The average video editor needs disk space more than just about anything else: in a mirrored array, two 120GB drives only have 120GB of storage space total.

Performance
The performance of these drives depends on how they are configured, individually, in a RAID 0 or in a RAID 1. As individual drives, we saw sustained data rates of over 210 Mbps across the entire drive. This exceeds the capture/print-to-tape needs of 25 Mbps for DV by almost a magnitude. A RAID 0 (striped array) should show some performance improvement in some applications, and transferring huge files (such a video) might be one of them. We say "might" since this improvement will only be apparent if there isn’t a bottleneck in the data flow somewhere else. In the case of the FireFly, that bottleneck is going to be the FireWire interface, which is limited to 400 Mbps. In our tests, we hit average sustained data transfer rates of around 230 Mbps, which is only a 20 Mbps increase over a non-striped (individual) disk. As a comparison, a quick test of another computer in our office averaged 425 Mbps on an equivalent internal hard disk and an internal striped array sustained 650 Mbps.

Meows and Quirks
This slick Medea external drive system is definitely a desirable package, but it did have its quirks. Our most important complaint was that we had some finicky FireWire connections between the docking station and the computer. We spent some time troubleshooting this on many ports on a handful of computers around the office, so we are certain that it was the FireFly and nothing else. Once we figured out what was going on, it was a simple matter to wiggle the cable and make sure it was snuggly connected.

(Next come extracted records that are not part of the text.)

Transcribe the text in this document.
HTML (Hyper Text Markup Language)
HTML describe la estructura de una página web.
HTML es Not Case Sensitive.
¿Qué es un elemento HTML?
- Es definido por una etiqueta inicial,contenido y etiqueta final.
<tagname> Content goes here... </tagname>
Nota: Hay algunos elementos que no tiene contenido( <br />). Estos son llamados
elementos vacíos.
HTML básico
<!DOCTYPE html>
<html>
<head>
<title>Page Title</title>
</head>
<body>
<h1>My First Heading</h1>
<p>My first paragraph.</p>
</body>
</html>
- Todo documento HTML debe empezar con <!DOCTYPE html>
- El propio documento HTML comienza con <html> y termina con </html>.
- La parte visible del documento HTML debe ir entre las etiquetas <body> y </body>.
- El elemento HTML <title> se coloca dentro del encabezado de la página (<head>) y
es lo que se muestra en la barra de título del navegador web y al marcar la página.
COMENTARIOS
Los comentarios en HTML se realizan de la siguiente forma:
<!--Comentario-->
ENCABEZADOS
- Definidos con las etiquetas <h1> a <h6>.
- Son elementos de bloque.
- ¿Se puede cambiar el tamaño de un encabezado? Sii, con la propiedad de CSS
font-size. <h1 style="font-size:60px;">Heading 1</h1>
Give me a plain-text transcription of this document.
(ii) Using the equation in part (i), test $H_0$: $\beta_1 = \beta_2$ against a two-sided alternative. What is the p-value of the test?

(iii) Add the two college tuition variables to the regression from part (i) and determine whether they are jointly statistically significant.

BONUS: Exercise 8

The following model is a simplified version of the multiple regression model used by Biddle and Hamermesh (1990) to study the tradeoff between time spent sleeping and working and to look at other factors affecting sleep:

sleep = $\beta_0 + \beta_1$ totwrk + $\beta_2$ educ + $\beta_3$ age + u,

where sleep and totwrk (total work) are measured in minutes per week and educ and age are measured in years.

Our other serious problem was that the FireFly did not play nicely with other FireWire devices in WinXP. If the FireFly was connected, it wouldn’t detect camcorders and they couldn’t be used. Again, we tried numerous variations of FireWire jacks on a number of computers with the same result. As soon as we disconnected the FireFly, everything worked just fine.

Finally, we have a funny little observation. The drives are whisper quiet when idle and there is only a tiny bit of clatter while data is flowing on and off the drives.

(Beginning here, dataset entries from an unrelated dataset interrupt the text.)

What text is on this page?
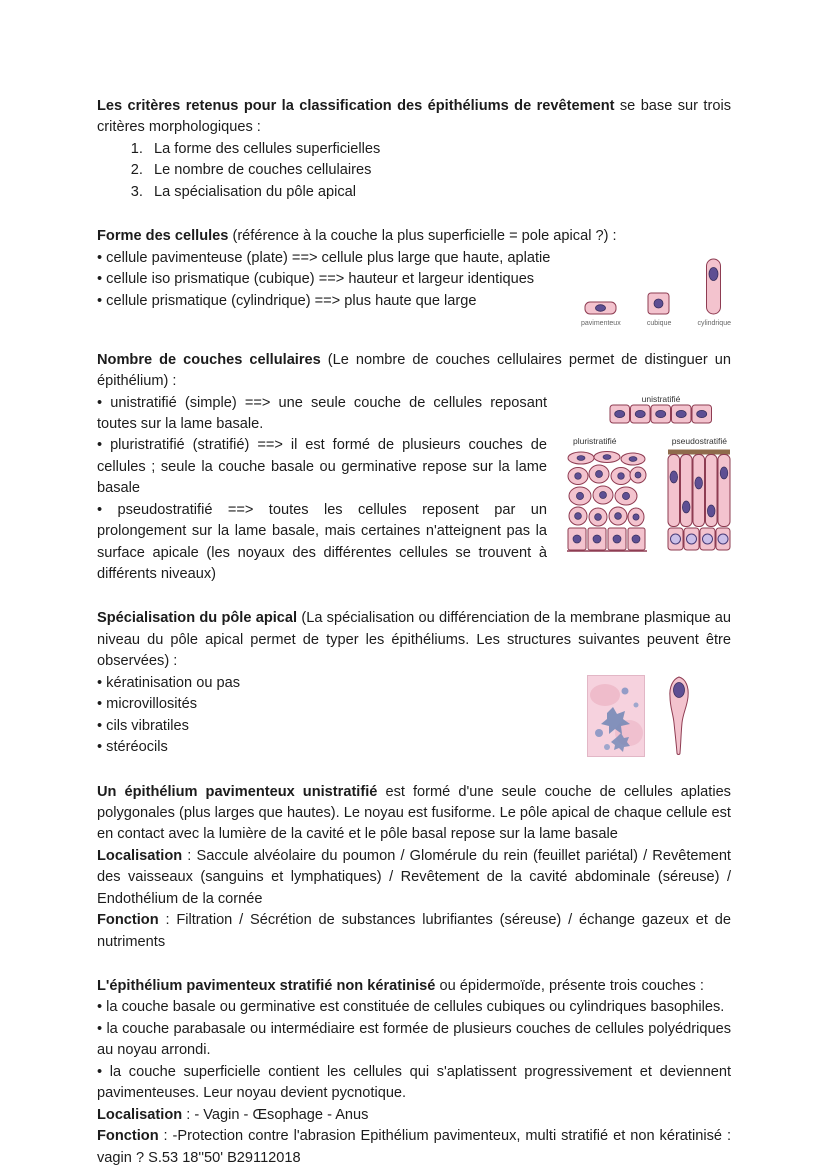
Les critères retenus pour la classification des épithéliums de revêtement se base sur trois critères morphologiques :

1. La forme des cellules superficielles
2. Le nombre de couches cellulaires
3. La spécialisation du pôle apical

Forme des cellules (référence à la couche la plus superficielle = pole apical ?) :

pavimenteux	cubique	cylindrique

• cellule pavimenteuse (plate) ==> cellule plus large que haute, aplatie

• cellule iso prismatique (cubique) ==> hauteur et largeur identiques

• cellule prismatique (cylindrique) ==> plus haute que large

Nombre de couches cellulaires (Le nombre de couches cellulaires permet de distinguer un épithélium) :

unistratifié
pluristratifié	pseudostratifié

• unistratifié (simple) ==> une seule couche de cellules reposant toutes sur la lame basale.

• pluristratifié (stratifié) ==> il est formé de plusieurs couches de cellules ; seule la couche basale ou germinative repose sur la lame basale

• pseudostratifié ==> toutes les cellules reposent par un prolongement sur la lame basale, mais certaines n'atteignent pas la surface apicale (les noyaux des différentes cellules se trouvent à différents niveaux)

Spécialisation du pôle apical (La spécialisation ou différenciation de la membrane plasmique au niveau du pôle apical permet de typer les épithéliums. Les structures suivantes peuvent être observées) :

• kératinisation ou pas

• microvillosités

• cils vibratiles

• stéréocils

Un épithélium pavimenteux unistratifié est formé d'une seule couche de cellules aplaties polygonales (plus larges que hautes). Le noyau est fusiforme. Le pôle apical de chaque cellule est en contact avec la lumière de la cavité et le pôle basal repose sur la lame basale

Localisation : Saccule alvéolaire du poumon / Glomérule du rein (feuillet pariétal) / Revêtement des vaisseaux (sanguins et lymphatiques) / Revêtement de la cavité abdominale (séreuse) / Endothélium de la cornée

Fonction : Filtration / Sécrétion de substances lubrifiantes (séreuse) / échange gazeux et de nutriments

L'épithélium pavimenteux stratifié non kératinisé ou épidermoïde, présente trois couches :

• la couche basale ou germinative est constituée de cellules cubiques ou cylindriques basophiles.

• la couche parabasale ou intermédiaire est formée de plusieurs couches de cellules polyédriques au noyau arrondi.

• la couche superficielle contient les cellules qui s'aplatissent progressivement et deviennent pavimenteuses. Leur noyau devient pycnotique.

Localisation : - Vagin - Œsophage - Anus

Fonction : -Protection contre l'abrasion Epithélium pavimenteux, multi stratifié et non kératinisé : vagin ? S.53 18''50' B29112018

About every ten minutes or so, however, the drives quietly but plaintively meow. Yes, we said "meow." This is probably a drive thermal calibration function and, since it is very quiet, it is funnier than anything else. The meows do get out of sync, so you can expect a meow every five minutes or so with the pair of drives.

I’m So Fly
Extra disk modules are available from Medea for prices that will certainly fluctuate (most likely downward) over time. Medea does have some excellent RAID products for Windows and we use one in our primary edit bay, although we can’t recommend this particular product for Windows users at this time. Still, for Mac users, we liked the rather pricey and very attractive FireFly. It’s clearly one of the most versatile storage devices in captivity.

Charles Fulton is an Associate Editor for Videomaker.

TECH SPECS

Hardware: FireWire connection

Operating System: Windows 98/Me/2000/XP or Mac OS 9/X

For stripe set (RAID 0): Windows XP Pro or Mac OS X

For mirror set (RAID 1): Mac OS X only

Package Includes: 2 x 120GB FireWire disk modules, docking station, travel stand, FireWire cable, software CD, power adapter

STRENGTHS

  • Versatile and convenient
  • Attractive toaster design

    WEAKNESSES

  • No printed manual, missing drivers
  • FireWire data rate bottleneck
  • Windows compatibility issues

    SUMMARY

    The FireFly is an attractive and flexible external hard disk for Mac computers.